Bulk Head Installation:
When installing the bulk head pipe fittings in the raft tanks, consider drilling the hole a little lower than recommended, which is half way between the top of the water line and the bottom of the tank. My bulk head connectors and therefore my filters are centered top to bottom. They get in the way of the rafts and roots more often than I like. Also, mounting the filters lower gives better water flow low in the raft, which I surmise mixes the oxygen and water better. The flow is not fast enough to disturb the good bacteria on the liner, etc.
Link to article
Q: They say to have the fish tank above the troughs. Does this mean the bottom of the fish tank needs to be higher than the trough or will it work on the ground as long as the bulk head fitting in the tank is higher than the bulk head fitting in the tough? I’m not sure if I need to build something to put the fish tank up on.
A: The water level of the fish tank needs to be higher than the water level in the troughs for it to flow though them into the pump at the end of trough #2.
As long as this is true, the water will flow. If you want the water to flow faster, keep the outflow pipe in the fish tank short and/or larger diameter. I used 2” and ran about 25 foot to my first trough. More water flow is better as it aids moving fish solids, and getting air circulated through the system.
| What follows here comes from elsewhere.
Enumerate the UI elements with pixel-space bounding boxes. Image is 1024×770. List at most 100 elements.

Q: In the FAP instructions under miscellaneous supplies it says you need “3/4′ drisco pipe long enough to to connect back to your water source from your hose bib at the fish tank….” I’m not understanding what this is for.
A: It’s unclear. I think they are talking about hooking up a water hose to the fish tank for filling it and if you need to later, draining it.
I installed a “water faucet” on the drain pipe coming out of the bottom of my IBC fish tank. I use it when I want to drain off some of the crud on the bottom of the fish tank or let out water due to rain overfilling the system.